Wanda Kamrowska w 1936 r. rozpoczęła kurs juzistek. Po jego pomyślnym ukończeniu otrzymała skierowanie do pracy w elitarnym zespole telegrafistek Poczty Polskiej w Wolnym Mieście Gdańsku…
Wolne Miasto Gdańsk powstało w 1920 r. Jego utworzenie było kompromisem pomiędzy zagwarantowaniem Polsce dostępu do morza, a zapewnieniem mieszkańcom Gdańska swobody politycznej oraz wolności kulturowej i narodowej. WMG zostało włączone do polskiego obszaru celnego.
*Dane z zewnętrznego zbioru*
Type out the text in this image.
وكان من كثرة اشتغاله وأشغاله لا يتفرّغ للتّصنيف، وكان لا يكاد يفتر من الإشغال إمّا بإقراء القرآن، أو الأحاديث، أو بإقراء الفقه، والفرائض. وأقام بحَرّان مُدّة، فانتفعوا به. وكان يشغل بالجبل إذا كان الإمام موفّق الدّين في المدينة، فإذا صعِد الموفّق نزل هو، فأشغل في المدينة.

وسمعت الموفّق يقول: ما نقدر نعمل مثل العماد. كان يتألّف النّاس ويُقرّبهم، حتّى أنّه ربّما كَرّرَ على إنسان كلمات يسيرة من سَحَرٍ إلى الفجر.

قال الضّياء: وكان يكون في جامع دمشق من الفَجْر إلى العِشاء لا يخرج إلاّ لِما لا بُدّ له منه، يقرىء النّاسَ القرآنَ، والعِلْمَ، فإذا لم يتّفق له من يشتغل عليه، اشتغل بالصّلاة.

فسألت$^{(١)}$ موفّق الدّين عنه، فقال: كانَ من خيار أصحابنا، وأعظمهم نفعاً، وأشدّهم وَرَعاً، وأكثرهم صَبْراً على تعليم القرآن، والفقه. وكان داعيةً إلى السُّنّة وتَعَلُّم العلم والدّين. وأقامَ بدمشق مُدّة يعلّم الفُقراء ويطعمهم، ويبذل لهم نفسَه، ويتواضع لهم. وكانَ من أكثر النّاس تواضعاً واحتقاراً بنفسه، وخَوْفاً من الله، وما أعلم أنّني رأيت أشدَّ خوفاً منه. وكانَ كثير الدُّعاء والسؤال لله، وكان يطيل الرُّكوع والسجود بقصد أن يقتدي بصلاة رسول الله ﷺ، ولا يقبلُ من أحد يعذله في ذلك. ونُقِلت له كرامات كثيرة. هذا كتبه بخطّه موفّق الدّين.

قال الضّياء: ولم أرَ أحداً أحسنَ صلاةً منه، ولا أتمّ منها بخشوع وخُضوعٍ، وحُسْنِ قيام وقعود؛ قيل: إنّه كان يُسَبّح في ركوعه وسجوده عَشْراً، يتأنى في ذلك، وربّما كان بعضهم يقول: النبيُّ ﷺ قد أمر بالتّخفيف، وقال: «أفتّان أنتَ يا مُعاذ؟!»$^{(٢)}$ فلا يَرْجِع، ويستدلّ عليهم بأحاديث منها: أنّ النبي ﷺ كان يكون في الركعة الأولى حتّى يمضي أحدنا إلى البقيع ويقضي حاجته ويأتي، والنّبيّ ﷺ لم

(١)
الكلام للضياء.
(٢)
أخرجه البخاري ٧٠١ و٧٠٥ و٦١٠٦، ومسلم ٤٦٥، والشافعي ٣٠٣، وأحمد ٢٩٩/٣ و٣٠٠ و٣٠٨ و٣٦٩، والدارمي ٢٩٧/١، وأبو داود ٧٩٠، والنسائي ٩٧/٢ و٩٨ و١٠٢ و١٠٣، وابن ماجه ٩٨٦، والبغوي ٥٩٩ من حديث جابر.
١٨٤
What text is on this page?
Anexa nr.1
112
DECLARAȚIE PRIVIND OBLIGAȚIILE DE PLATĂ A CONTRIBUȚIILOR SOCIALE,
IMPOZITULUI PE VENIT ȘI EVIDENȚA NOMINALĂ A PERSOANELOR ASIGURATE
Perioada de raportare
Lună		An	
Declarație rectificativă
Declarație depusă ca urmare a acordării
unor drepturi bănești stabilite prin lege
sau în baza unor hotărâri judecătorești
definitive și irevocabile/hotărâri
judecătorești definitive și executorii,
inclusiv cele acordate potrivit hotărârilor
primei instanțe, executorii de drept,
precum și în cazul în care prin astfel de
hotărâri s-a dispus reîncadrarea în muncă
Jednocześnie Polska miała zagwarantowane swobodne korzystanie z portu gdańskiego i dróg wodnych, a także otrzymała szereg przywilejów w zakresie kolejnictwa i usług pocztowych. Między innymi takim przywilejem było zorganizowanie własnej służby telefonicznej, pocztowej i telegraficznej, celem bezpośredniego połączenia z terenami Rzeczpospolitej Polskiej.
Stali mieszkańcy posiadali obywatelstwo WMG, co dawało im w teorii równe prawa, natomiast w praktyce często szykanowano tych, którzy opowiadali się po stronie polskiej. W praktyce ci, którzy tworzyli organizacje polonijne, kursy języka polskiego i nazbyt aktywnie zaznaczali swoje sympatie narodowościowe, byli przez władze WMG traktowani niechętnie. Dominowały niemieckie wpływy kulturowe.
Na dzisiejszym Placu Obrońców Poczty Polskiej, a dawnym placu Heweliusza działała Poczta Polska, a dokładnie Urząd Pocztowy Gdańsk 1. W 1939 r. obsada polskiego urzędu nie była przypadkowa. Wśród urzędników skierowanych do pracy w nim, wielu było oficerami rezerwy lub miało wojskowe przeszkolenie. Trzeba zaznaczyć, że praca w polskiej placówce pocztowej była zajęciem prestiżowym i odpowiedzialnym. Za punkt honoru poczytywano oddelegowanie do pracy na terenie Wolnego Miasta Gdańska.
W Urzędzie Pocztowym Gdańsk 1 istniał mały, elitarny zespół telegrafistów, a pracujące w nim kobiety nazywano juzistkami ze względu na umiejętność obsługi nowoczesnych aparatów telegraficznych zwanych juzami, zaprojektowanych i opatentowanych przez Davida Hughesa, które automatycznie zapisywały treść rozmowy. Tworzyły go wyłącznie osoby, które ukończyły specjalistyczne szkolenie w Centrum Wyszkolenia Łączności w Zegrzu pod Warszawą. Wśród telegrafistek- juzistek była Wanda Kamrowska. Szczegóły biografii Wandy dane było mi poznać dzięki fascynującym rozmowom z jej synem – Markiem Cichoszem i jego żoną- Henryką Orzechowską-Cichosz.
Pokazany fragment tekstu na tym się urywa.